# General template for creating a derived dataset *(aka. adding an edge to the DatasetGraph)*

This example creates the dataset from in the [`Add-csv-template.ipynb`](https://cookiecutter-easydata.readthedocs.io/en/latest/Add-csv-template/) example, but does it completely generally without using the `workflow` helper function and builds on the `New-Dataset-Template.ipynb` example. Any derived dataset can be added in this way as an *edge* in the `DatasetGraph`.

## Basic imports

In [None]:
%load_ext autoreload
%autoreload 2

In [None]:
# Basic utility functions
import logging
import os
import pathlib
from src.log import logger
from src import paths
from src.utils import list_dir
from functools import partial

# data functions
from src.data import DataSource, Dataset, DatasetGraph
from src import workflow

In [None]:
# Optionally set to debug log level
logger.setLevel(logging.DEBUG)

## Source dataset



In [None]:
source_ds_name = 'covid-19-epidemiology-raw'

In [None]:
source_ds = Dataset.load(source_ds_name)

In [None]:
source_ds.EXTRA

## Create and add your transfomer function
Here we'll use a pre-built transformer function `csv_to_pandas`, but normally you would place your new transformer function in `{your_project_module}/data/transformer_functions.py` as in the [`Add-Derived-Dataset.ipynb`](https://cookiecutter-easydata.readthedocs.io/en/latest/Add-derived-dataset/) example. 

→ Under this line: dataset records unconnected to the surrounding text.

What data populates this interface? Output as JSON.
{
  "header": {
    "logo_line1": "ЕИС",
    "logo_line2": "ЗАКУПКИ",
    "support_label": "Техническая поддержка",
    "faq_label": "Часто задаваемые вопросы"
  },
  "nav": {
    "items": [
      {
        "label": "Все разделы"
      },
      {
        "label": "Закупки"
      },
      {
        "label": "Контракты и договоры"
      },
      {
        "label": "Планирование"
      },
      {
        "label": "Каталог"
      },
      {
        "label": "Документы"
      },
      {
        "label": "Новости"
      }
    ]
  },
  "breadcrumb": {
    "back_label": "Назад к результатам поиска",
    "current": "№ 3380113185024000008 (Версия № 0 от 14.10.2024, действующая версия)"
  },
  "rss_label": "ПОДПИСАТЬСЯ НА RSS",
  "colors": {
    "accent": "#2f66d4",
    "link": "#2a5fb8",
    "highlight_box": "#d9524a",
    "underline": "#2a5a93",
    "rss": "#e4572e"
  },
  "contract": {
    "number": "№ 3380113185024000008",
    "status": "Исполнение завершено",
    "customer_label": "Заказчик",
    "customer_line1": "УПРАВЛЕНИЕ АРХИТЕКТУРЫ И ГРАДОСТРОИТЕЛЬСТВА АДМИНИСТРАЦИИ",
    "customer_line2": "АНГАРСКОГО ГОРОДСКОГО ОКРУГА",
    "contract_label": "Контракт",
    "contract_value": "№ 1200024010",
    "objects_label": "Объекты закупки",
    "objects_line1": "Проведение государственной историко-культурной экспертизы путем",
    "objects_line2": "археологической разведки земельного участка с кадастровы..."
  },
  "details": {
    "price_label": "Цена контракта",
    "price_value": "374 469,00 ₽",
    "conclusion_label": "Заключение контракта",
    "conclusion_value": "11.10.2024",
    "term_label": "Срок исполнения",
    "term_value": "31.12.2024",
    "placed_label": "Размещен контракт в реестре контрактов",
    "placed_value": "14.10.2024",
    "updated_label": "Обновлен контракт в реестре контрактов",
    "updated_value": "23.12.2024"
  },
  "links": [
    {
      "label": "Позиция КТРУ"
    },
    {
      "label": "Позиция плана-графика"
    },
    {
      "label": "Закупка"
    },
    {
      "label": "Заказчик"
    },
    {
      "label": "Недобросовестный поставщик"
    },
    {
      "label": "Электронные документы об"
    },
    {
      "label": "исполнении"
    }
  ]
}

Transformer functions take a dict of Datasets of the form `{ds_name: ds}` as input and outputs a new dict of Datasets of the same form.



In [None]:
from src.data.transformer_functions import csv_to_pandas
from src.data import create_transformer_pipeline

In [None]:
## Fill this in for your dataset
ds_name = 'covid-19-epidemiology'
transformers = [partial(csv_to_pandas,
                        output_map={ds_name:'epidemiology.csv'})]

## Create the new edge in the transformer graph

In [None]:
dag = DatasetGraph(catalog_path=paths['catalog_path'])

In [None]:
dag.add_edge(input_dataset=source_ds_name,
             output_dataset=ds_name,
             transformer_pipeline=create_transformer_pipeline(transformers),
             force=True)

In [None]:
%%time
ds = Dataset.from_catalog(ds_name)

In [None]:
%%time
ds = Dataset.load(ds_name)

In [None]:
print(ds.DESCR)

In [None]:
print(ds.LICENSE)

In [None]:
ds.data.shape

In [None]:
ds.data.head()

## Check-in the new dataset
Finally, check in the new catalog files.